Within days of the Caicco report's release, Loblaws president John Lederer and chairman Galen Weston started the UFCW softening- up process by saying that employees would be expected to do their part to help the heavily unionized company compete against competitors such as non-unionized Wal-Mart and Costco Wholesale Corp. Within hours, UFCW Canada director Michael Fraser shot back, saying "I get a little concerned where they are coming from. Because I believe employees have been more than flexible over the past number of years."

Saying that the UFCW has been "flexible" over the years is an understatement of monumental proportions. Twenty years ago, full- time retail/food jobs were abundant and starting wages were well above average for the labour market. Today, full-time retail jobs are nearly nonexistent, and near minimum wages are pretty normal.

The UFCW has handed over just about every concession the major retail grocers has asked for. Sometimes a bit of drama is thrown in for the union members' sake, but usually the concessions have been granted with little more than a whimper. In effect, we are looking at a real-time demise of a union.
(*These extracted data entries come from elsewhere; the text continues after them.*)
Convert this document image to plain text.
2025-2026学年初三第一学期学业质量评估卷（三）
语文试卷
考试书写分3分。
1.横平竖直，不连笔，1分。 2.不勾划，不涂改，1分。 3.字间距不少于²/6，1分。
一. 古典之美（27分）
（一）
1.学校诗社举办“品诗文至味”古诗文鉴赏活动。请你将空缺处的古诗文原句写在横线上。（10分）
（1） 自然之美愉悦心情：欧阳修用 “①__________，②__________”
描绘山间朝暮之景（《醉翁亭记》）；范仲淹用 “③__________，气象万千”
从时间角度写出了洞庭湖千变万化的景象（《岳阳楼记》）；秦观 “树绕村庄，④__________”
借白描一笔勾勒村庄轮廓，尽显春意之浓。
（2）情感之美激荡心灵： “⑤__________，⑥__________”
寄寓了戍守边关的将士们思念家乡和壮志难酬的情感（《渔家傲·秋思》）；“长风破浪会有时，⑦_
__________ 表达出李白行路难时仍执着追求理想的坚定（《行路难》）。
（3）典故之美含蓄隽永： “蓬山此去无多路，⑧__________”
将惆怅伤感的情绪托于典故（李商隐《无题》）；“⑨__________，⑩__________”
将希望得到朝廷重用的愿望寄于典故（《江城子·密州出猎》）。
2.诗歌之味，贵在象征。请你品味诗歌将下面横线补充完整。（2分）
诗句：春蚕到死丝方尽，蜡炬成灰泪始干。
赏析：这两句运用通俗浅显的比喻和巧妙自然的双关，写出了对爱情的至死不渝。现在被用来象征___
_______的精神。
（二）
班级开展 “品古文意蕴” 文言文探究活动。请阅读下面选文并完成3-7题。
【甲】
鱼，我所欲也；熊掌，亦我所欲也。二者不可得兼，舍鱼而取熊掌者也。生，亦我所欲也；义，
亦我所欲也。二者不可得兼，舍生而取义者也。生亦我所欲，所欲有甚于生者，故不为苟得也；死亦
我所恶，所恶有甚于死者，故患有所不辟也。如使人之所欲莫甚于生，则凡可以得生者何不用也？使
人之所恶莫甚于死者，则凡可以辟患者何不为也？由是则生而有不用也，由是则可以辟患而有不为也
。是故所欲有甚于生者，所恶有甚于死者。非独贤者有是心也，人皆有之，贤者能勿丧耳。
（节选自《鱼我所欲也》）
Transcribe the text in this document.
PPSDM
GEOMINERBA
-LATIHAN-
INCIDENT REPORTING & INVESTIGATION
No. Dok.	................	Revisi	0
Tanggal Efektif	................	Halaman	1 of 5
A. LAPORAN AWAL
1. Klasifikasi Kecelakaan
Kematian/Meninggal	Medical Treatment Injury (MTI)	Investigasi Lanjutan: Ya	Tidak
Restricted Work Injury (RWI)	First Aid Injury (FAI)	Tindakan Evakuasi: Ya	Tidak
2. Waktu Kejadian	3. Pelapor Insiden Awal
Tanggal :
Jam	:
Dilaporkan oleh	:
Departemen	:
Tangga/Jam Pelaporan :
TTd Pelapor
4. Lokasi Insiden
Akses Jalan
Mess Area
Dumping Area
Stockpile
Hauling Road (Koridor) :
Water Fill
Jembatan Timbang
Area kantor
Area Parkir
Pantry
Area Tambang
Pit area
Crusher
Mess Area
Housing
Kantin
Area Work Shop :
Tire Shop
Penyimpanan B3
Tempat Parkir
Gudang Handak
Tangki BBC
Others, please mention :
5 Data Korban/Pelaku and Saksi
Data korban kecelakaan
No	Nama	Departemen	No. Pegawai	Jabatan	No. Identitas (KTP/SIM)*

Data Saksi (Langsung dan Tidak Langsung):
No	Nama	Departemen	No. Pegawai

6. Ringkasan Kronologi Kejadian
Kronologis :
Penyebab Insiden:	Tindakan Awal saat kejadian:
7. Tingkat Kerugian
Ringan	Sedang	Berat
Its failure is no more evident than in its inability to propagate. The UFCW is famous for publicly wailing that it can't organize Wal-Mart employees because Wal-Mart is just too anti- union. In reality, they have difficulty organizing any new members. The only increases in UFCW numbers have come from splitting full- time jobs into part-time jobs, and in merging with smaller unions.

In a bizarre twist of logic, UFCW now seems set to help create Wal-Mart wages and working conditions for its existing members. What will it have left to offer Wal-Mart employees except the opportunity to pay $40 a month in union dues?

Hugh Finnamore, a former union official, is now a senior consultant at Vancouver-based Workplace Strategies Inc.